À l’ouverture du DRC Investment Forum, jeudi 27 août à Kinshasa, Ben Leyka, CEO de DRC Invest et de l’African Agri Council, a appelé les entreprises et investisseurs à prendre une place plus importante dans le financement de l’agriculture congolaise. Son plaidoyer repose sur trois axes leadership, partenariats et innovation alors que la RDC continue d’importer une part importante de son alimentation malgré son potentiel agricole.
Le message intervient au premier jour de la séquence principale du DRC Investment Forum 2026, organisée les 27 et 28 août au Fleuve Congo Hotel. Les organisateurs ont consacré la matinée du jeudi à l’agriculture et à l’agribusiness, avant les discussions sur l’énergie puis les minerais critiques. Le forum affiche plus largement l’objectif de mettre en relation investisseurs, entreprises et porteurs de projets et avait annoncé en amont vouloir mobiliser jusqu’à 10 milliards USD d’investissements sur dix ans, tous secteurs confondus.
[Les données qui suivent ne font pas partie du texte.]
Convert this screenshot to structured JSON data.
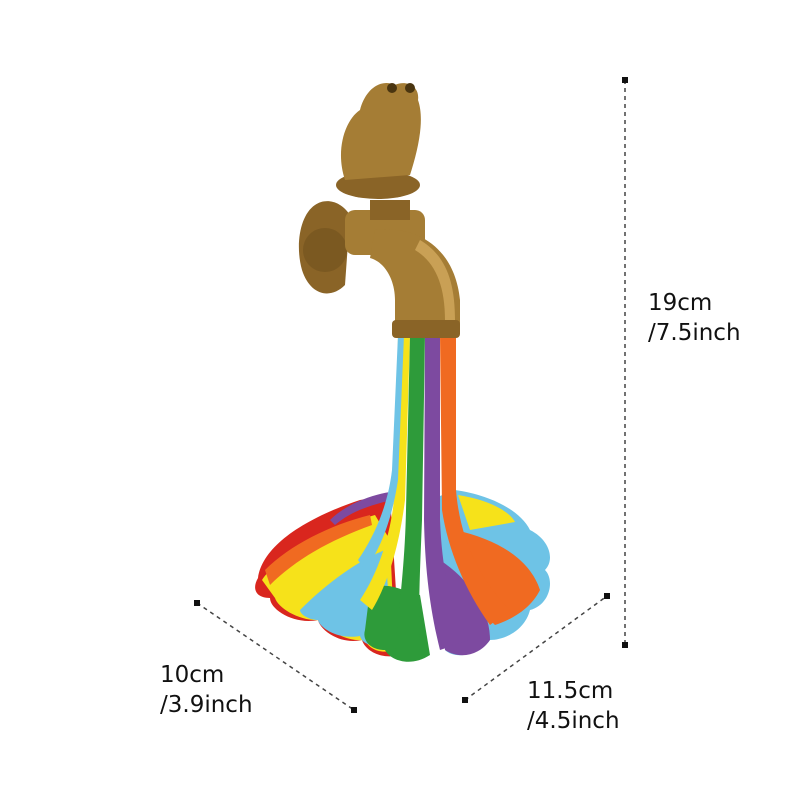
{
  "product": {
    "colors": {
      "brass": "#a57d35",
      "brass_dark": "#6b4e1c",
      "red": "#d9261e",
      "orange": "#f06a21",
      "yellow": "#f6e21a",
      "blue": "#6ec3e6",
      "green": "#2e9b3a",
      "purple": "#7d4aa0"
    }
  },
  "dimensions": {
    "height": {
      "cm": "19cm",
      "inch": "/7.5inch"
    },
    "width": {
      "cm": "10cm",
      "inch": "/3.9inch"
    },
    "depth": {
      "cm": "11.5cm",
      "inch": "/4.5inch"
    }
  }
}
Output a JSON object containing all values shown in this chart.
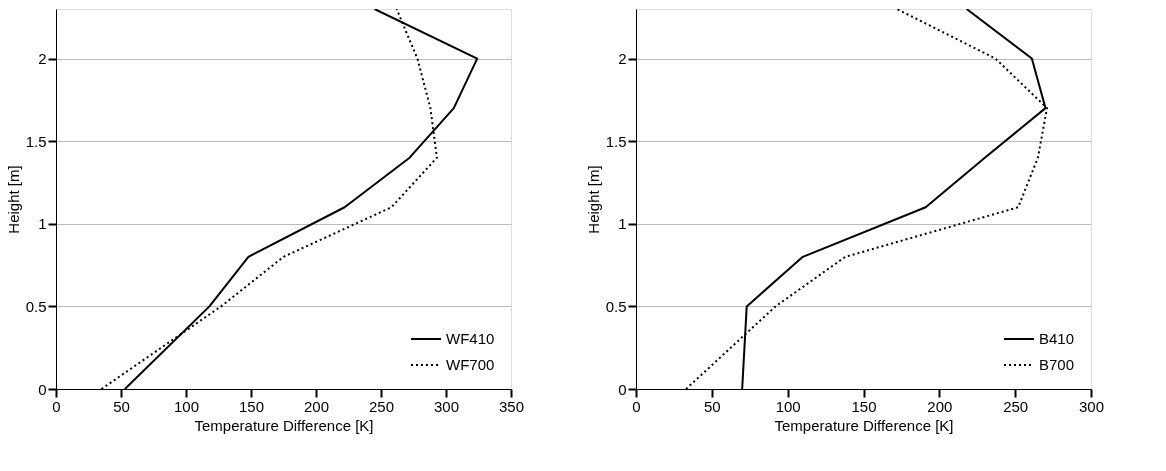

Pour Ben Leyka, la difficulté agricole congolaise ne tient pas seulement à la disponibilité des terres ou à la capacité de production. Elle concerne aussi les infrastructures, les équipements, la mécanisation, l’accès aux capitaux et surtout la transformation industrielle des produits agricoles.
« Nous produisons, mais nous ne transformons pas », a-t-il déclaré, estimant que le décalage entre le potentiel agricole du pays et sa dépendance alimentaire constitue un paradoxe économique.
Les chiffres publics disponibles confirment l’importance de cette dépendance, même si les estimations de la facture alimentaire varient selon les sources et les périmètres retenus. Un bulletin du ministère du Plan montre qu’en 2024 les produits agroalimentaires représentaient 19,2 % des importations de la RDC, contre 16,5 % en 2020. Les importations totales du pays étaient passées de 6,9 milliards USD à 11,7 milliards USD sur la même période.
Lepoint.cd avait déjà relevé en 2025 ce paradoxe entre terres disponibles, faible superficie effectivement cultivée et recours persistant aux importations alimentaires. Le discours prononcé jeudi apporte cependant un autre angle, celui de la place que les capitaux privés doivent occuper dans le financement des chaînes de valeur agricoles.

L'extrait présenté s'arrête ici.